Ruler of Udaipurwati 1621/1640, Rajasthan

Rao Shri Bhojraj Singh Ji Saheb, was born in 1567 (Bhadwa Sudi 11, samwat 1624), Rao Bhojraj Ji was the ruler of Udaipurwati from 1621 to 1640. (Barau)

==Life==
He was the son of Raja Shri Raisal Ji Saheb of Khandela and his fourth wife, Rani Hansa Kanwar Mertani Ji Sahiba of Merta (daughter of Jagmal Viramdevot of Merta). He received Kosambi region in 1608 as his jagir by his father, where he settled down in 1608 AD (samwat 1665), it was later renamed Udaipurwati, he was granted a mansab of 800 zat and 400 sawars, later raised to 1000 zat and 500 sawars. In 1582 AD (samwat 1639), he represented his father, Raja Raisal in the battle of Kangra.

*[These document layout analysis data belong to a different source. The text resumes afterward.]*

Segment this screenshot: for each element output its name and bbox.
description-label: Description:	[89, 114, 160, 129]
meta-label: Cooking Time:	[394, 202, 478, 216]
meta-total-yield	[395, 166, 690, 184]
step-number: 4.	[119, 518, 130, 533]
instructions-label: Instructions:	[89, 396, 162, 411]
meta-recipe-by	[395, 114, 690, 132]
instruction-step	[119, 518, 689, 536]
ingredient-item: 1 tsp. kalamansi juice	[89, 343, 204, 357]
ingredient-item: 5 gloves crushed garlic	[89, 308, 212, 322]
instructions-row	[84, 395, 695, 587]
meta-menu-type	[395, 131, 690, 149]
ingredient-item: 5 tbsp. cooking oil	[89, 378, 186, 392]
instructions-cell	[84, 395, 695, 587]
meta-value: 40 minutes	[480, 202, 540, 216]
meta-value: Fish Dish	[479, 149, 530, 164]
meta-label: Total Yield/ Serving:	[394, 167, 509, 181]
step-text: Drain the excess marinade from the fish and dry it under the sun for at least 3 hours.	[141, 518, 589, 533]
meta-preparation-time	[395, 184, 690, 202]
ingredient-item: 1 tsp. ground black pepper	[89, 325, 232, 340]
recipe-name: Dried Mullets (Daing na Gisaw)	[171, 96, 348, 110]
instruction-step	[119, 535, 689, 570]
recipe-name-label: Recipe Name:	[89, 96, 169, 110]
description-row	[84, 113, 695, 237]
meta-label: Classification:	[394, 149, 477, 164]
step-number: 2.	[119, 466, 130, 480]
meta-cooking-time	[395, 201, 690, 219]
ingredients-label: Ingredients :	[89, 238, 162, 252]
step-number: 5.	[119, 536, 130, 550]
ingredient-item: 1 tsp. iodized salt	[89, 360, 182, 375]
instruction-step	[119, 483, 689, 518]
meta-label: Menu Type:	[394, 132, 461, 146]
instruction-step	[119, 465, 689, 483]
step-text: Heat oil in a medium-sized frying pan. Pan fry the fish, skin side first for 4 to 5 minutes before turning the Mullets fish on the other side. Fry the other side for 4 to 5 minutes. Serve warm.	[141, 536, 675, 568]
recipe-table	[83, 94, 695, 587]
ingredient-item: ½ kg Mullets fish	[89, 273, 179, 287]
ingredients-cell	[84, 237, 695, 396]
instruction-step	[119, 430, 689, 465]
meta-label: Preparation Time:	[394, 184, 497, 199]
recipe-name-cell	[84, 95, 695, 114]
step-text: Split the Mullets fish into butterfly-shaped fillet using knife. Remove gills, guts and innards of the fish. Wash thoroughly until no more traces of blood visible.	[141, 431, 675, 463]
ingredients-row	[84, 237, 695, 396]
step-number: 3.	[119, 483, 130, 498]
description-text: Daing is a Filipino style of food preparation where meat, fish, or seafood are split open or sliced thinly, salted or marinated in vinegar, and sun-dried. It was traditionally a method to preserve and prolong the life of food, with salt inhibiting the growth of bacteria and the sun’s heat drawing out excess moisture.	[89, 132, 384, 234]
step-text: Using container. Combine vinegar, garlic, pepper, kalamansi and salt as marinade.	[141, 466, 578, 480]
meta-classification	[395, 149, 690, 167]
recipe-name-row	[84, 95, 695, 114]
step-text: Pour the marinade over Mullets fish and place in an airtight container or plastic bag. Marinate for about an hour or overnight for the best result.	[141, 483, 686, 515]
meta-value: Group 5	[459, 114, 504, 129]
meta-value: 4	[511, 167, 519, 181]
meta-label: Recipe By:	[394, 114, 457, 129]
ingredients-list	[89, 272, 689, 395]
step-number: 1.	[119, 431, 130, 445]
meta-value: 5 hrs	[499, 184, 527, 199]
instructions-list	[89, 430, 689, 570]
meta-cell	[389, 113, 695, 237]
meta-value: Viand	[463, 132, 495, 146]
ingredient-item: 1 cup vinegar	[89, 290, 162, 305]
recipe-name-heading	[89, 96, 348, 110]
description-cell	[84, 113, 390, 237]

In 1596, the year of famine, he started the construction of a tank, namely the "Bhoj Sagar" (in Khandela) for the relief of famine sufferers. He constructed the Fort and a famous Bhojbagh Garden.

==Personal life==
Thakur Bhojraj had 3 sons.
Todarmal who succeeded his father as the ruler of Udaipurwati
Rao Bhojraj Ji died c. 1640 at Khandela. He was the ancestor of Bhojraj Ji Ka sect of Shekhawats.